Receiving Communion the wrong way?

I'M learning more about intincturing (including how to spell it). At the Communion rail, dipping the consecrated bread or wafer into the consecrated wine and then consuming it--at first  it seemed to me a useful method of avoiding spreading cold germs.
     Several correspondents have condemned the practice, but, surprisingly, so far for its impracticalities and not as a breach of doctrine. The disapproval has been mainly of the danger of spreading infection. I thought it avoided infection.
    I wonder whether the discussion will widen. What about the Orthodox Church in which communicants share the same spoon--to drink the consecrated wine--is it? I'm not sure. I'd appreciate information.
     I'd better read Hygiene and the Chalice  published by the Archbishops of Canterbury and York (1989)
    

Friday, 19 December 2014

Castigating correspondence

I WAS shocked to read the cruel condemnation in Charles Kingsley's letters to Cardinal Newman. Talk about anti-Catholicism.
     Then there was poor Gerard Manley Hopkins, who also was an Anglican who converted to Roman Catholicism. Corresponding to his family about his intended visit, he promised he wouldn't try to convert his sister...
     There was so much bitterness and suspicion after the Reformation, which severed Roman Catholicism and the Church of England, some of it justified because of  violent dispute and the need to maintain national unity..
     I praise the Tractarians for  beginning, however controversially,  to bring the two sides closer and friendly in the late 19th and early 20th century. I understand the earlier difficulties when religion had to be intact to hold England together and ward off saboteurs, spiritual and physical.

Rate of the Mass

'It was enough for them to see the Mass being performed.'---reason in mediaeval times for denying ordinary parishioners the Eucharist as frequently as the priests received it, and, I thought, condemned (mildly) as unfair.
     Yet when I asked a Roman Catholic whether it was true the laiety could with modern approval receive communion only once a year, as in mediaeval times, he gave the mediaeval excuse as if it was still fresh: 'It was enough to see the Mass...'
     Perhaps, being an Anglican, I've got it all wrong about the modern Roman Catholic church and what is still taught from mediaeval times.
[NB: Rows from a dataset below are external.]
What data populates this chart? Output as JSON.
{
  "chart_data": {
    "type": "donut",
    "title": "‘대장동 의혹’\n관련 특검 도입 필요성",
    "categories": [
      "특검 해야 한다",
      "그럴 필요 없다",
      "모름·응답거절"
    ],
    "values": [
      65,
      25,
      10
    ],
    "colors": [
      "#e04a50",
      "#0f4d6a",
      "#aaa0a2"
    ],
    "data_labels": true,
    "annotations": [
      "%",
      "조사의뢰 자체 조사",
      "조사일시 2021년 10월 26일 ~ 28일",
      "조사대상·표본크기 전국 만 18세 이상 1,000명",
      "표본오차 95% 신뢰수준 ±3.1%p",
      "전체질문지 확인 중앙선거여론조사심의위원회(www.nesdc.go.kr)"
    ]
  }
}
Thursday, 18 December 2014

Thomas Hobbes--he might have meant well, but...

Thomas Hobbes--I'm reading him. He started well, theorising about pulling society together. Unfortunately, his theories put into practice turned out to be the stuff of  political dictatorships.
    I like his titles: The Leviathan and the Behemoth.

Brilliant silly, clever nasty

I relish WH Auden's definitions of Hegel and Hobbes--Hegel a 'clever silly', Hobbes a 'clever nasty'.

Undecided whether to finish Cardinal Newman's 'An Essay in Aid of a Grammar of Assent'.